Ce 10 décembre 2020, le Tchad à l’instar des autres pays du monde va commémorer la journée mondiale des droits de l’Homme. Ialtchad s’est rendu dans les locaux de l’Association des victimes des crimes du régime Hissène Habré (AVCRHH). C’est bientôt 6 ans que les victimes attendent d’être indemnisées. Pourquoi ça bloque ? Reportage.
La joie des victimes des crimes du régime Hissène Habré, après le procès a été éphémère. Confiants d’être indemnisées au lendemain de ce procès, tristesse et frustration semblent peu à peu les envahir. Ce lundi 7 décembre au matin, Ialtchad Presse est allé aux nouvelles dans les locaux de l’Association des victimes des crimes du régime Hissène Habré (AVCRHH) au quartier Chagoua. Quelques victimes étaient présentes. Ils se comptent au bout du doigt. Hommes et femmes sont hantés par une chose : leurs indemnisations.
Selon Abaifouta Ndokhote Clément président de l’AVCRHH, c’est avec beaucoup d’amertume qu’il réalise que le gouvernement tchadien n’a aucune volonté d’indemniser les victimes. Il se dit navré de voir les décisions de justice rendue au nom du peuple tchadien, mais 5 ans plus tard, la décision est inappliquée. D’après lui, le gouvernement brandit la crise financière pour justifier son refus de payer. « Bien que le pays ait connu la crise comme le reste du monde, mais il s’en est déjà sorti. Or le ministre de la Justice semble évoquer encore la crise. Il faut être honnête et dire que le Tchad ne veut pas indemniser les victimes », a-t-il indiqué. M. Abaifouta Ndokhote Clément affirme que c’est une question de droits et non un cadeau ni un avantage social. Il précise que le Tchad a l’obligation en tant que membre de l’Union Africaine (UA) et des Nations- unies de dédommager les victimes. Il se dit désolé et se demande « par quel miracle, des gens jugés et condamnés à perpétuité, 10 ans pour les uns et 15 ans pour les autres sont hors de la prison, sans être inquiétés. Ni les victimes ni leurs avocats ne sont avisés », cela démontre, dit-il, que le Tchad a trompé tout le monde en organisant ce procès, celui de N’Djamena. « En Gambie, Yaya Djamé est en train d’être jugé sur l’exemple du Tchad, même chose en Centrafrique. Dans les universités européennes et américaines, les gens évoquent le procès Habré ce qui constitue déjà une importante jurisprudence, un exemple à suivre », dit le président de l’AVCRHH.
Pour Abaifouta Ndokhote Clément, le Président de la République dit qu’il est victime. « Étant victime, il ne peut pas aider ses concitoyens victimes à entrer dans leurs droits ?», s’interroge-t-il.

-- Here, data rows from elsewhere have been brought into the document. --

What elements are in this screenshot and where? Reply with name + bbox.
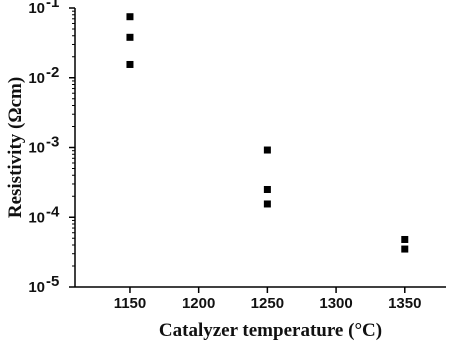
data-point	[263, 146, 271, 154]
y-tick-label: 10	[28, 70, 45, 87]
plot-area	[74, 8, 446, 288]
data-point	[126, 60, 134, 68]
x-tick-label: 1250	[251, 295, 284, 312]
data-point	[401, 245, 409, 253]
y-tick-label: 10	[28, 209, 45, 226]
y-tick-exponent: -1	[46, 0, 59, 11]
x-tick-label: 1300	[319, 295, 352, 312]
x-axis-title: Catalyzer temperature (°C)	[159, 320, 382, 341]
y-axis-title: Resistivity (Ωcm)	[5, 77, 26, 218]
data-point	[263, 200, 271, 208]
x-axis: 1150 1200 1250 1300 1350	[114, 287, 421, 312]
x-tick-label: 1200	[182, 295, 215, 312]
y-tick-label: 10	[28, 0, 45, 17]
y-tick-exponent: -4	[46, 203, 60, 220]
data-point	[401, 235, 409, 243]
data-point	[126, 33, 134, 41]
data-points	[126, 13, 409, 253]
x-tick-label: 1350	[388, 295, 421, 312]
y-tick-label: 10	[28, 279, 45, 296]
y-tick-label: 10	[28, 140, 45, 157]
data-point	[263, 185, 271, 193]
y-tick-exponent: -3	[46, 134, 59, 151]
y-tick-exponent: -5	[46, 273, 59, 290]
y-tick-exponent: -2	[46, 64, 59, 81]
y-axis: 10-110-210-310-410-5	[28, 0, 75, 296]
x-tick-label: 1150	[114, 295, 147, 312]
data-point	[126, 13, 134, 21]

Pour le dossier de Dakar, le président de l’AVCRHH indique que jusque-là, l’UA qui a jugé Hissène Habré laisse les choses à la traîne. « C’est un immobilisme insolant », dit-il d’un air agacé. Et pourtant, poursuit-il, l’UA est dirigée par un tchadien qui a connu les affres du régime dictatorial de l’ex-président Habré. Il relève en outre qu’on parle d’un fonds qui a été créé sans plus. « Mais qu’on nous dit au moins quand il démarre », dit-il.
Pour le dossier du procès au Tchad, « on dit qu’il n’y a pas d’argent, c’est de la rigolade ». Selon lui, la commission n’a pas besoin d’argent pour se réunir, la cour spéciale l’a déjà constitué, explique-t-il. « Franchement, ça me fait mal ; à l’heure où je vous parle, j’ai 250 cas de décès. Ces gens auraient pu se faire soigner s’ils avaient reçu leurs indemnisations. Inscrire les enfants ou même se trouver un toit. Une vingtaine des cas des malades. Je ne sais quand ils vont mourir », confie Abaifouta Ndokhote Clément.

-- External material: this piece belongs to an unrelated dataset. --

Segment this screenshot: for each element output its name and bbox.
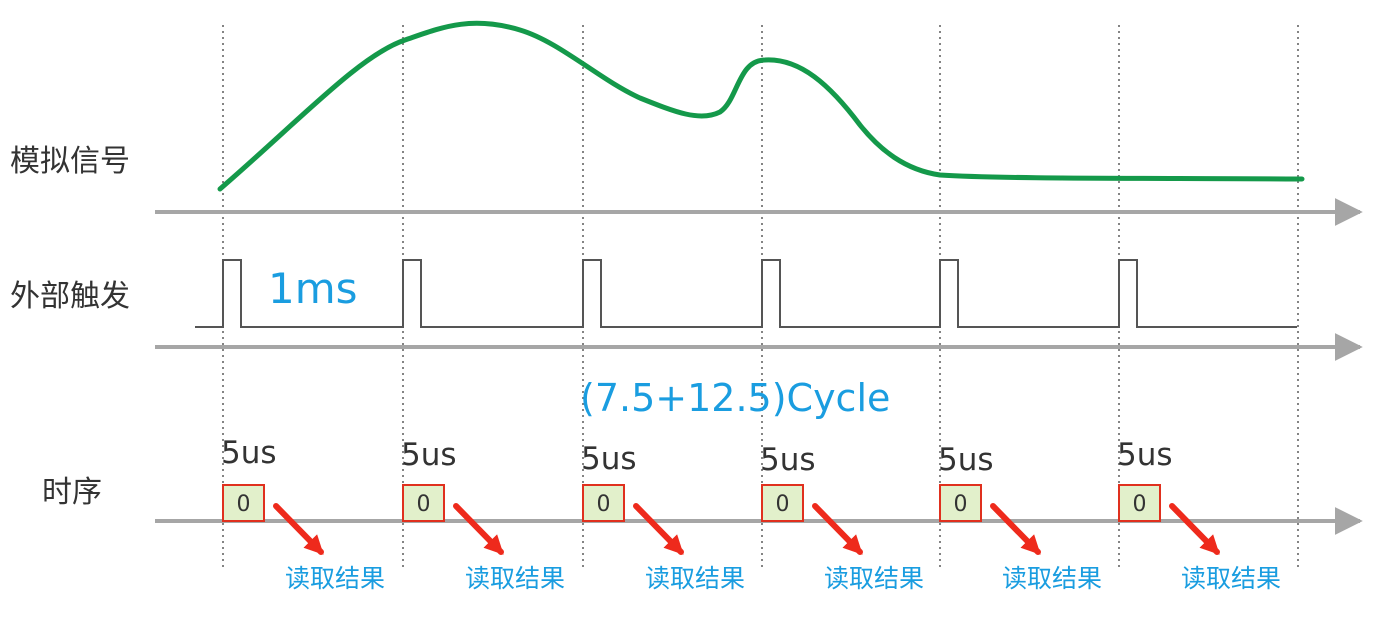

Plus choquant encore, « nous avons écrit une demande au ministère de tutelle, particulièrement à l’Office national de la Sécurité alimentaire (ONASA) pour qu’on donne quelques « coros » aux victimes pendant le confinement de la covid-19. Mais aucune de ces institutions n’a répondu », dit le président de l’AVCRHH.
Le Tchad a reculé en matière des droits de l’Homme…

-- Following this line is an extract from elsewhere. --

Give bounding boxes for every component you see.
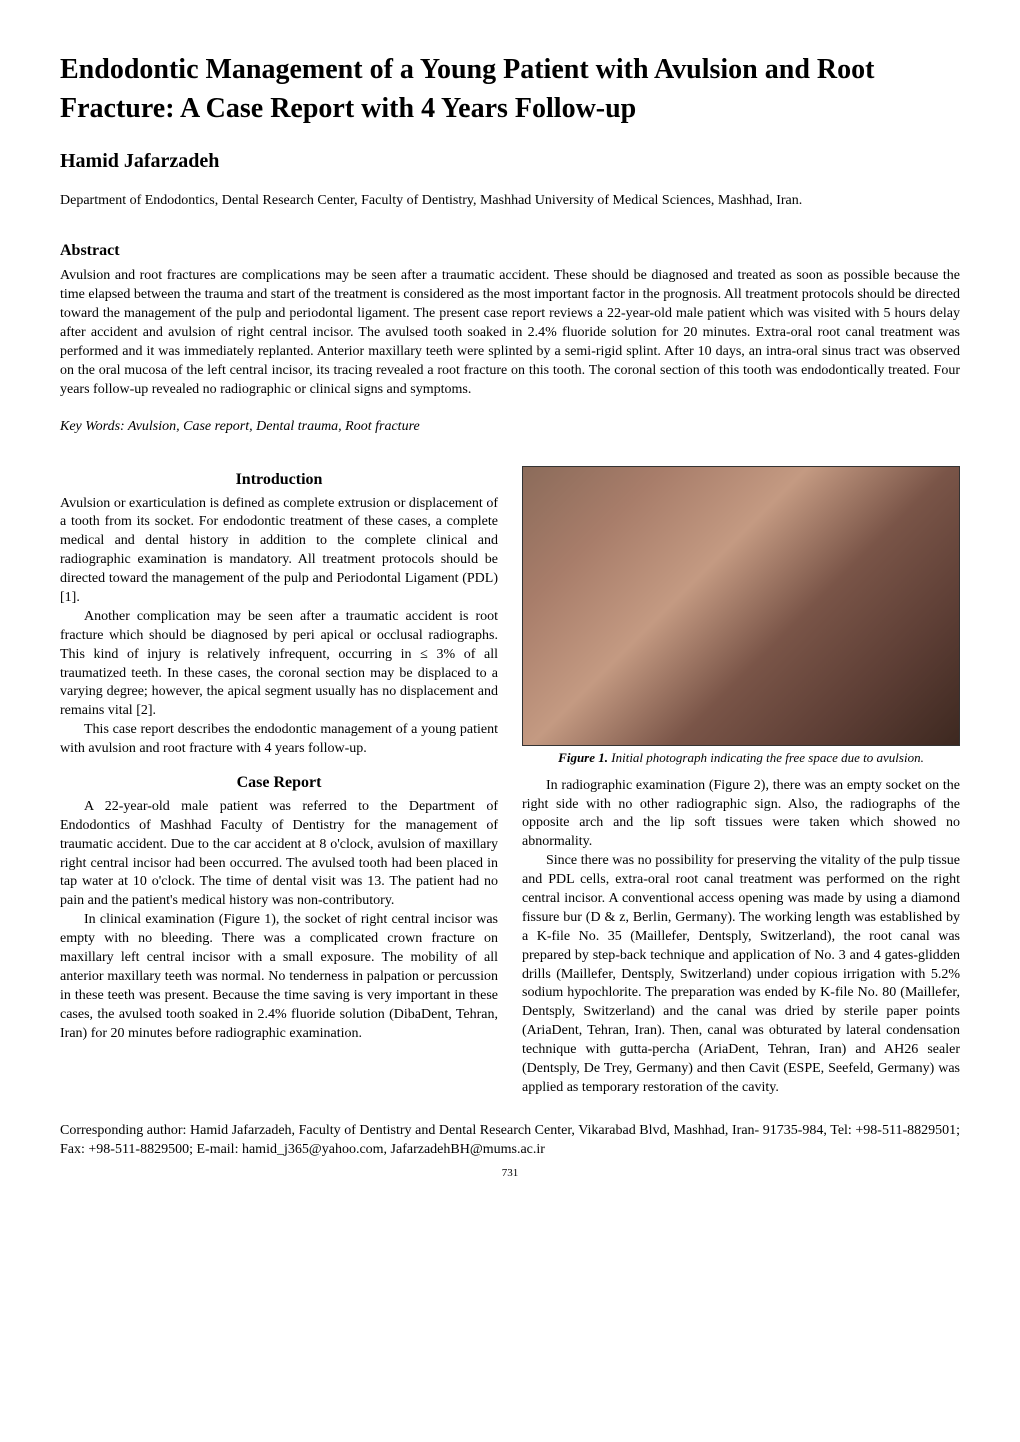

Le président de l’AVCRHH affirme qu’en matière des droits de l’Homme, le Tchad a reculé. Pour lui, les conflits agriculteurs-éleveurs, les filles violées, les stations des radios séquestrées et les journalistes violentés et mis en prison, on est loin de la démocratie. « Nous allons fêter avec beaucoup d’amertume cette journée du 10 décembre 2020. Il faudrait que le gouvernement du Tchad se ressaisisse en matière des droits de l’Homme », dit-il.